Context: Public works could provide valuable support to the urban poor, especially if women get most of the jobs.

  • The COVID-19 crisis has drawn attention to the insecurities that haunt the lives of the urban poor.
  • The urban poor are exposed to serious contingencies, both individual (such as illness and underemployment) and collective (lockdowns, floods, cyclones, financial crises and so on).
  • There is, thus, a need for better social protection in urban areas. Universalising the Public Distribution System in urban slums would be a step forward (and it can be done under the National Food Security Act), but food grain rations do not take people very far.
  • Employment-based support is one way of doing more. It has two major advantages: self-targeting, and the possibility of generating valuable assets or services.

A simple proposal

  • An urban employment scheme called Decentralized Urban Employment and Training (DUET).
  • The government, State or Union, would issue “job stamps”, each standing for one day of work at the minimum wage.
  • The job stamps would be liberally distributed to approved public institutions such as universities, hostels, schools, hospitals, health centres, museums, libraries, shelters, jails, offices, departments, railway stations and urban local bodies.
  • These institutions would be free to use the stamps to hire labour for odd jobs and small projects that do not fit easily within their existing budgets and systems.
  • Wages, paid by the government, would go directly to the workers’ accounts against job stamps certified by the employer.
  • To avoid collusion, an independent placement agency would take charge of assigning workers to employers.
  • This approach would have various advantages: activating a multiplicity of potential employers, avoiding the need for special staff, facilitating productive work, among others.
  • It would also ensure that workers have a secure entitlement to minimum wages, and possibly other benefits.
  • Many States have a chronic problem of dismal maintenance of public premises — DUET could provide a first line of defence against it. Some projects may require a modest provision for material expenditure, but that seems doable.

Women first

  • To facilitate women’s involvement, most of the work could be organised on a part-time basis, say four hours a day.
  • A part-time employment option would be attractive for many poor women in urban areas.
  • Full-time employment tends to be very difficult for them, especially if they have young children.
  • Wage employment for a few hours a day would be much easier to manage.
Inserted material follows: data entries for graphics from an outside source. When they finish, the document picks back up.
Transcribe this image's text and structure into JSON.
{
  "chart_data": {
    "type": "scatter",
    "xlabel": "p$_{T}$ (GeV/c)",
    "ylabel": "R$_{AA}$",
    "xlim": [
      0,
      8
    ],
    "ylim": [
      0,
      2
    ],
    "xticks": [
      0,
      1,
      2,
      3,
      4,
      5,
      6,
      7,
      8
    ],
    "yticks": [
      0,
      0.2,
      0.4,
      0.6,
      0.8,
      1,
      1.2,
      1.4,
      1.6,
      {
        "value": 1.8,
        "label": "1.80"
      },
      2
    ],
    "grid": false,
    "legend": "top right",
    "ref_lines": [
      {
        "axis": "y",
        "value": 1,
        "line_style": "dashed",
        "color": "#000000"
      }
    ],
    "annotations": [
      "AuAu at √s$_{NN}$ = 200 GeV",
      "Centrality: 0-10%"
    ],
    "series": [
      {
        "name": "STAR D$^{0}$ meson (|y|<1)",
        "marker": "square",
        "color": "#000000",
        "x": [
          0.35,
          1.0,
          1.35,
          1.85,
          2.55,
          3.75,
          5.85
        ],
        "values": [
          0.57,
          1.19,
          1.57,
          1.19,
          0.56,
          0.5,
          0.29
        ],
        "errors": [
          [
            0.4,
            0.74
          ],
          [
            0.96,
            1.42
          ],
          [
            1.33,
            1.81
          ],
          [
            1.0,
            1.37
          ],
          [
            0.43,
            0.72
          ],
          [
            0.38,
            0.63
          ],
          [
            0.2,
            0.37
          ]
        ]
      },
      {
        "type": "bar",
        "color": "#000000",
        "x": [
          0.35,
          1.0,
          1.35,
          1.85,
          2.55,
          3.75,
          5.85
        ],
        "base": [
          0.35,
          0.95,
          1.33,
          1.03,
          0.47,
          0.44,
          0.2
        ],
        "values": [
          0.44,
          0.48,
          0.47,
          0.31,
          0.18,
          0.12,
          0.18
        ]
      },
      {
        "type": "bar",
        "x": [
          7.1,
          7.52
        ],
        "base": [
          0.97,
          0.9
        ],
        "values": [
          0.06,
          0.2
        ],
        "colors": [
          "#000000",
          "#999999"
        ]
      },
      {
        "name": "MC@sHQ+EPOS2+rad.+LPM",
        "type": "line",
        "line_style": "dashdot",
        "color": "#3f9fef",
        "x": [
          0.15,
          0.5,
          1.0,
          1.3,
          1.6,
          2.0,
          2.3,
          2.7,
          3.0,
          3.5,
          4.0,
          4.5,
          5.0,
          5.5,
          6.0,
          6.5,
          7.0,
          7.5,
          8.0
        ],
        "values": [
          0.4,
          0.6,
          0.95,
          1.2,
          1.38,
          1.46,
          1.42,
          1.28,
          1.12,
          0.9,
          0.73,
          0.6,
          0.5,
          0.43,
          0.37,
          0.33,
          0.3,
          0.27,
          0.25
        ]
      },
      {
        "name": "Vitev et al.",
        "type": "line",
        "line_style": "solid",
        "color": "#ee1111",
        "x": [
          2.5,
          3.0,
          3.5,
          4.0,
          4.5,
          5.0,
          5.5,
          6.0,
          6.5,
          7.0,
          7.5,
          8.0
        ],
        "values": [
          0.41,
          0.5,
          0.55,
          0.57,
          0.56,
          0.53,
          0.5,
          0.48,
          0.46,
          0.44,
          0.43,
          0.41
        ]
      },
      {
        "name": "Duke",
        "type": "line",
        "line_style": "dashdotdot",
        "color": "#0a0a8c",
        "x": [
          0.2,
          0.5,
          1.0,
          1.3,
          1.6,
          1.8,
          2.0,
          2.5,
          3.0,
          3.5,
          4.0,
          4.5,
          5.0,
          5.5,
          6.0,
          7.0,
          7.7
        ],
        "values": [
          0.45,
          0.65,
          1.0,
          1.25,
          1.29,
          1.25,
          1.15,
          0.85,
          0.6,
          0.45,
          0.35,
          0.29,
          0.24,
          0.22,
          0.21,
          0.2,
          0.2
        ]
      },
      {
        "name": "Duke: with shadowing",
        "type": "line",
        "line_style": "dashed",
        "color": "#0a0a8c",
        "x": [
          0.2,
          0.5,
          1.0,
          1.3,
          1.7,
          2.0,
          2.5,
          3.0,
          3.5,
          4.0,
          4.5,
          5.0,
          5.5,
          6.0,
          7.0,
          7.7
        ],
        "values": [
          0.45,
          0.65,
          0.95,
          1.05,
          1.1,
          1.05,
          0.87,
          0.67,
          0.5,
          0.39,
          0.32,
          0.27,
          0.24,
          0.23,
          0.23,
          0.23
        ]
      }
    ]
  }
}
It would give them some economic independence and bargaining power within the family, and help them to acquire new skills.
  • The economic dependence of women on men is one of the prime roots of gender inequality and female oppression in India.
  • Giving priority to women would have two further merits.
    • First, it would reinforce the self-targeting feature of DUET, because women in relatively well-off households are unlikely to go (or be allowed to go) for casual labour at the minimum wage.
    • Second, it would promote women’s general participation in the labour force. India has one of the lowest rates of female workforce participation in the world.
  • According to National Sample Survey data for 2019, only 20% of urban women in the age group of 15-59 years spend time in “employment and related activities” on an average day.
  • This is a loss not only for women, who live at the mercy of men, but also for society as a whole, insofar as it stifles the productive and creative potential of almost half of the adult population.

Try it out

  • There is a big difference between DUET and the “service voucher” schemes that have proved so popular in some European countries.
  • The service vouchers are much like job stamps, except that they are used by households instead of public institutions, for the purpose of securing domestic services such as cooking and cleaning.
  • The service vouchers are not free, but they are highly subsidised, and households have an incentive to use them since that is a way of buying domestic services very cheap.
  • In the DUET scheme, the use of job stamps relies on a sense of responsibility among the heads of public institutions, not their self-interest.